Il sindaco non c’è. O meglio, è temporaneamente assente. Insomma, Beppe Sala si è dato una calmata. Ieri si è concesso un sabato di meritato riposo dopo aver mandato in fibrillazione il mondo politico non solo milanese. Non sarebbe giusto liquidare la sua singolare autosospensione come una sceneggiata, semplicemente ha prevalso lo stato d’animo di un uomo impulsivo che ha reagito ad un avviso di garanzia come se fosse una provocazione. Un colpo di testa che, visti gli esiti, si è trasformato in un’abile strategia politica. Il suo mezzo passo indietro, infatti, sembra la mossa più azzeccata da quando ha deciso di smettere di fare il manager.

Tutti lo vogliono, tutti lo stimano, lo implorano i poteri forti e i poteri deboli, anche gli avversari più tosti gli chiedono di tornare al lavoro, dal cardinale fino all’ultimo degli usceri non c’è nessuno che abbia il benché minimo dubbio sull’onestà del primo cittadino di Milano. Incredibile. Beppe Sala negli ultimi anni è stato accusato di tutto e da tutti senza che la Procura generale di Milano avesse mai detto alcunché sul suo operato da manager di Expo (hanno arrestato i suoi collaboratori). Eppure se si votasse oggi, che è iscritto nel registro degli indagati con l’accusa di falso ideologico e materiale nell’ambito dell’inchiesta sulla Piastra dell’Expo, vincerebbe con un margine di voti più ampio dello scorso giugno.

E adesso? In vista, forse già lunedì, dovrebbe esserci il chiarimento con i magistrati che Beppe Sala di fatto è riuscito ad anticipare con la forzatura dell’autosospensione. Se oltre alle accuse contestate non dovesse esserci altro, il sindaco – assistito dall’avvocato Salvatore Scuto – potrà tornare serenamente al suo posto per spiegare ai cittadini di non aver commesso il reato che gli contesta la Procura generale. Se invece il quadro accusatorio si dovesse ulteriormente complicare, allora non gli resterebbe altro che dimettersi. Ma nessuno oggi tra i suoi sostenitori se la sentirebbe di scommettere su questa seconda ipotesi.

In ogni caso la “vacanza” di Beppe Sala non potrà continuare a lungo.
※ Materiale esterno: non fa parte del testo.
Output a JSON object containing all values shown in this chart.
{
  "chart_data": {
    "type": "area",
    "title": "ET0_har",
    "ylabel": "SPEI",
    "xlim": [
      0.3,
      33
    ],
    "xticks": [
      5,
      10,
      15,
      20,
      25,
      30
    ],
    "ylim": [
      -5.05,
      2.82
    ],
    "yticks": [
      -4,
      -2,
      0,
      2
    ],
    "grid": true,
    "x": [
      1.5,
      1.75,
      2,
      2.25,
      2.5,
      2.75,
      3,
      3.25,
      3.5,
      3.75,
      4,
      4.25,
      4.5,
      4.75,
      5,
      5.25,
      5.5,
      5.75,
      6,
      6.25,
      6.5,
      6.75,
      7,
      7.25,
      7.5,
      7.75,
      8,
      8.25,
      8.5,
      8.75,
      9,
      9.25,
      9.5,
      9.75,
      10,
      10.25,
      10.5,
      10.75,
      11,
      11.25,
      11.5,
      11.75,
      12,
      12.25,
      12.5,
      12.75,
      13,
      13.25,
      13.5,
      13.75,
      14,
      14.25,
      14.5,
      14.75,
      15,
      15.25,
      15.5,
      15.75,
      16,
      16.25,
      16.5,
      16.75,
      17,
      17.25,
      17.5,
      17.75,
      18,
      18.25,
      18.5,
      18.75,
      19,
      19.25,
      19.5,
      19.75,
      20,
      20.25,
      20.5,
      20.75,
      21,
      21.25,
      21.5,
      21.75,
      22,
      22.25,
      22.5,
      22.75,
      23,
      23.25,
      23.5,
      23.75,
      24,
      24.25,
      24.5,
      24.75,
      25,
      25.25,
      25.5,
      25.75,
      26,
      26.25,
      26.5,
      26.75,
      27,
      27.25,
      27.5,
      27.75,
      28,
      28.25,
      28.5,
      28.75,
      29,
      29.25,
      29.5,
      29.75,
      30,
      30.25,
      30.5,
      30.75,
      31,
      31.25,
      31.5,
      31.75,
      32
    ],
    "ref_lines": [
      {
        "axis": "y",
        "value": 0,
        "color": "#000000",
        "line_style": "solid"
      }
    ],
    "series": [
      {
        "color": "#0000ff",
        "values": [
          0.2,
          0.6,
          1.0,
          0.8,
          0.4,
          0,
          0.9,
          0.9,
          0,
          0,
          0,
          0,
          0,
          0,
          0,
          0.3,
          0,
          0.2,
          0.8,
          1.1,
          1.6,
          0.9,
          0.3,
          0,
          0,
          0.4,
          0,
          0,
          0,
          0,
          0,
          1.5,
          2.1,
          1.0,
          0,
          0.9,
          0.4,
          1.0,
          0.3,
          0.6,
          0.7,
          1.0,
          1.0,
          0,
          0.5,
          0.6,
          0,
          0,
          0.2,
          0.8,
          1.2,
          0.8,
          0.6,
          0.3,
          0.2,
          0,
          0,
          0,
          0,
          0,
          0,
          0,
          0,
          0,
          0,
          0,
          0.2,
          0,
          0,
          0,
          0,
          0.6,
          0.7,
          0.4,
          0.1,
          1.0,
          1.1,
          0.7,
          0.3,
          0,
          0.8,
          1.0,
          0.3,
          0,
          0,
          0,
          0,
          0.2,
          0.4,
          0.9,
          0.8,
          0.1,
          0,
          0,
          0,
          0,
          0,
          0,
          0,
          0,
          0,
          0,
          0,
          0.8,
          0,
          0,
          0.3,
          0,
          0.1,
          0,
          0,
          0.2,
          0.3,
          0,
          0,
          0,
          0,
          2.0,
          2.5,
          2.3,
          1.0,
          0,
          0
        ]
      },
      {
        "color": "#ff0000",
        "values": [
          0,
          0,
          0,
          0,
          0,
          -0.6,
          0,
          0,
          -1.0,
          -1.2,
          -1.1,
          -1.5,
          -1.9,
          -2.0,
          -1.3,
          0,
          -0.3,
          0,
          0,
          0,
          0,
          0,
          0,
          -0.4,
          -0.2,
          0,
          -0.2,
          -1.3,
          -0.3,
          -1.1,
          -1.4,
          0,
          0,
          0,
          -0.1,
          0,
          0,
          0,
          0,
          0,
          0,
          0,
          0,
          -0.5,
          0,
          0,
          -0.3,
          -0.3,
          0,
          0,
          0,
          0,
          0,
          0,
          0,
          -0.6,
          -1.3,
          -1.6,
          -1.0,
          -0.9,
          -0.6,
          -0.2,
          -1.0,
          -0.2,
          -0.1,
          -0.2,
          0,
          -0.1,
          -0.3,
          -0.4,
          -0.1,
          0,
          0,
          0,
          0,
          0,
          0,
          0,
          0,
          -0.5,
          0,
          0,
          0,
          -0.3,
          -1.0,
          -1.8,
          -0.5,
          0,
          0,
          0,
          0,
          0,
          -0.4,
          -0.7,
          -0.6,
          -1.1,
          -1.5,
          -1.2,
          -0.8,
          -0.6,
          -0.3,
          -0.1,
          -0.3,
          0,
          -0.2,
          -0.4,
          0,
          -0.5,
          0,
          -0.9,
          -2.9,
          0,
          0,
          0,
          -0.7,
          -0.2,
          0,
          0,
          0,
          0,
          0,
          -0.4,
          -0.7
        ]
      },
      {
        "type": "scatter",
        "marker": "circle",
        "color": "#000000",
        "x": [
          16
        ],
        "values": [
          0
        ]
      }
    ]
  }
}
In pochi giorni la vicenda dovrebbe essere chiarita. Questo lasciano intendere le dichiarazioni di Anna Scavuzzo, che per la prima volta si è relazionata con la stampa nella sua funzione di quasi sindaca, e dell’assessore al Welfare Pierfrancesco Majorino: “Sono convinto che la vicenda si chiuderà presto e che il sindaco ne uscirà bene, sono certo che la città abbia bisogno della sua guida, non conosco cose particolarmente segrete, è solo un ragionamento di buon senso”.

Intanto il pressing sul sindaco continua. Ieri, dopo il capo dell’Anac Raffaele Cantone, un altro pezzo da novanta della legalità, l’ex pm Gherardo Colombo, ha caldeggiato il ritorno immediato di Beppe Sala a Palazzo Marino. Con una nota. Il Comitato per la legalità del Comune di Milano, presieduto dall’uomo simbolo di Mani Pulite, “ritiene, sulla base di quanto appreso sulla vicenda, che non vi siano motivi per protrarre l’autosospensione del sindaco e confida nella pronta ripresa dell’esercizio delle piene funzioni al servizio della città”. Ma l’attestato di solidarietà più “rumoroso” ieri è arrivato da una lettera scritta a Sala da 71 sindaci italiani – 24 di capoluogo di provincia e 47 di altri comuni – che sottolineano la difficoltà di esercitare le loro funzioni se semplici atti dovuti della magistratura si trasformano in “processi sommari e mediatici”.

Il messaggio – nel rispetto delle decisioni della magistratura, “anche quando non appaiono convincenti” – è questo: Beppe Sala ha fatto un gesto di grande sensibilità, “tuttavia se passa il messaggio che di fronte a un semplice avviso di garanzia un amministratore è gravemente indebolito nell’esercizio delle sue funzioni, si determinano tre gravi conseguenze”. Primo: “Subisce un danno lo stato di diritto”. Secondo: “Le nostre città precipitano in una condizione di ingovernabilità”. Terzo: “La reputazione subisce un duro colpo”. Questo vale, scrivono i sindaci, a Roma come a Milano, a Livorno come a Parma, a Siracusa come a Genova.

Alla Procura generale di Milano, che con l’avviso di garanzia a mezzo stampa avrà fatto il suo dovere, staranno fischiando le orecchie.